Two Verdi Operas in Frankfurt
An excursion to Frankfurt, one of my favourite European cities for opera, enabled me to see two of their Verdi productions during a short season of celebrating the bicentenary of his birth. Un Ballo in Maschera was the first of these and the signs were not auspicious. The famous Mexican tenor Joseph Calleja was to have sing Riccardo but he cancelled – was this anything to do, I wonder, with the fact that, two days later, he was to be a member of the BBC team of experts commenting on the final of the BBC Cardiff Singer of the Year competition? However the cancellation turned out not to be a problem. His replacement, also a Mexican, Hector Sandoval was excellent: with a firm tone, brilliant upper register, and much intensity to his performance; he was the star of the show. Although he had been scheduled to appear in the last performance of the run, this could not have been an easy interpretation of the role to master.

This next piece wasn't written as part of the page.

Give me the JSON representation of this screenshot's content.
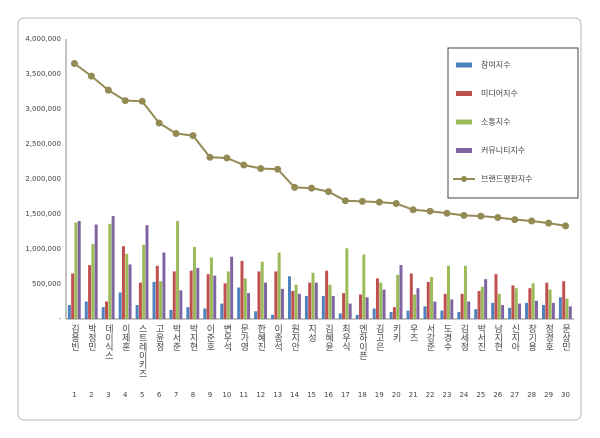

The ingenious production of Claus Guth, which explored the way in which human beings use masks to disguise emotions but also political power games, required him to run through a gamut of feelings and behaviour, but he did so very well. With the exception of Elizabeth Reiter who gave an unusually intense performance as Oscar, and Bernadett Fodor, a forthright Ulrica, that could not be said of the remaining principal singers who, while vocally competent , were dramatically pale. The major disappointment of the evening was, however, the pedestrian interpretation of the score by the Greek conductor Stamatia Karampini.
The following evening, a rare production of Sicilian Vespers, sung in the original French, in contrast was a triumph, both musically and dramatically. The young Spaniard conductor Pablo Heras-Caldo made us believe that this was a neglected masterpiece of Verdi. While quite ready to let things rip when passion was necessary, he brought out nuances in the score, particularly in the quieter, more introspective moments. And Jens-Daniel Herzog’s updating of the piece to the 1940s was marvelously successful at bringing home to the audience the awful dilemmas that arise when partisans must risk their lives to thwart occupying forces with violence. Too often, updatings of this kind work only partially, but this was remarkable in its coherence and conviction.

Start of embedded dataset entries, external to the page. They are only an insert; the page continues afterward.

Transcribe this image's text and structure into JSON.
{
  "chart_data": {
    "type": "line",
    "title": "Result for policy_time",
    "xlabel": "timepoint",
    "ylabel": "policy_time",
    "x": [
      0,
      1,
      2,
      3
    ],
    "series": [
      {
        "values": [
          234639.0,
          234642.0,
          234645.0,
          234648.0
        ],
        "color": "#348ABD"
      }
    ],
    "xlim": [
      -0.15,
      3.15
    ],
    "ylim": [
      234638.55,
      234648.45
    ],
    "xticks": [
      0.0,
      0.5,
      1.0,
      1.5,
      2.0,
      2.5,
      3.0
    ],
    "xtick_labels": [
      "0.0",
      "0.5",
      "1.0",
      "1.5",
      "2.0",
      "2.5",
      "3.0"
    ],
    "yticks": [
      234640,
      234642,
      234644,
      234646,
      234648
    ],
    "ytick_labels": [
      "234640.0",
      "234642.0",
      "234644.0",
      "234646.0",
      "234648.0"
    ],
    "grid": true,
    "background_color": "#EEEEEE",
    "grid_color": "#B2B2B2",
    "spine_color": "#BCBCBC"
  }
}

Alfred Kim’s tenor may lack colour, but he sang with enormous energy and was most convincing in portraying the weaknesses of Henri, who has with tragic consequences to change sides. I last saw the American baritone Quinn Kelsey ambling through a bad old-fashioned production of Lucia di Lammermoor at Berlin. It came as a surprise, therefore, that his intense, powerful interpretation of Montfort, the occupying dictator, was a vocal and dramatic tour de force. Yet, for me, the outstanding individual was Elza van den Heever. She had completely internalised her role as the heroine whose commitment to resistance is threatened by love, and in her bodily movements and facial gestures, as well as in vocal phrasing, was able to communicate all the ambiguities present in her situation. Subject to only one qualification – a lacklustre Procida by Raymond Aceto – this was an exhilarating evening of musical theatre.